Do no harm

by The Listener / 09 July, 2015
The principles that underpin our newly minted cyber-bullying law are so loosely defined as to endanger free speech.

The internet has transformed people’s lives, in many ways for the better. But it has also given cowards and bullies powerful tools with which to make others miserable. In recognition of this ugly phenomenon, a new vocabulary has been created: “trolls” for mischief-makers who stalk the internet looking for opportunities to post malicious comments; “revenge porn” for intimate video footage posted online to cause hurt and humiliation.

In an attempt to control antisocial users of what is misleadingly called social media, Parliament recently passed by 116-5 the Harmful Digital Communications Act. That the cyber-bullying legislation was opposed by the oddest of bedfellows – four Green MPs and Act’s David Seymour – gives some clue to the confounding complexity of the issues raised by the new laws. Outside Parliament, too, the legislation generated debate that cut across the usual ideological lines.

No one argues that the act was not motivated by good intentions, nor that cyber-bullying is a cruel and perverse by-product of the internet. But that’s as far as the consensus goes. The main concern on the part of the act’s critics is that a knee-jerk “something must be done” mindset has prevailed, potentially at the expense of freedom of expression. Opinion polls show that the public thinks cyber-bullying should be curbed, but of course people will say that. The question is, at what cost?

Under the legislation, a statutory agency acting on behalf of complainants may be able to get offensive material “taken down” from the internet. Where a complaint can’t be resolved, district court judges will have powers to make orders against the originators of offensive content and websites that have published it. For cyber-bullying of the most extreme kind, the law provides for fines (up to $50,000 for an individual and $200,000 for a corporate body or up to two years’ jail.

The architects of the act say it strikes a careful balance between the need to protect freedom of expression and the need to reduce harm. But the principles underpinning the legislation are loosely defined – dangerously so.

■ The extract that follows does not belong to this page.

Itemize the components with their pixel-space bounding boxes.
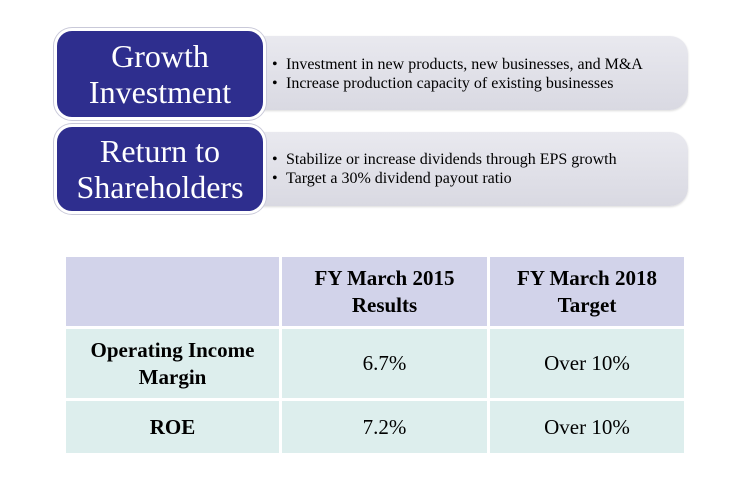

Those principles require, for example, that digital communications should not be threatening, intimidating or menacing; that they should not be grossly offensive to a reasonable person in the position of the affected individual; and that they should not denigrate an individual by reason of colour, race, religion, gender, sexual orientation or disability. A lot will depend on how these words are interpreted. (Auckland “social adviser” Pebbles Hooper would almost certainly have fallen foul of the principles for her insensitive tweet about the victims of an accidental gassing, but the outcome in that instance – which included her loss of a job – suggests the internet can be self-policing.)

"Harm” is defined in the act as “serious emotional distress”, a highly subjective judgment. All pithy comment is offensive to someone. Could the new law potentially criminalise all speech that upsets the sensitive? Justice Minister Amy Adams says no, but doesn’t sound wholly convincing. Similarly she seems confident that well-established forms of satire – newspaper cartoons, for example – won’t cross the harm threshold, but we can’t be sure. The truth is no one will really know until the law has been in place for a while.

It’s hard to see how the new laws could not have an inhibiting effect on free speech. One possibility is that web publishers will be swamped with complaints from people feeling wounded by comment that previously would have been considered part of the normal, robust cut and thrust of debate in an open, democratic society. Websites may play it safe by refusing to publish, or taking down, edgy content rather than risk becoming embroiled in time-consuming complaints procedures – or worse, criminal charges. Truth and public interest – factors that courts take into account in defamation cases – will be no guarantee of protection.

In time, some of the new law’s uncertainties may be settled by the courts, which have a tradition in New Zealand of defending free speech. The Bill of Rights Act, which guarantees the right to receive and impart information and opinion of any kind and in any form, could prove to be a powerful counterweight. But in the meantime, a lot of damage may be done.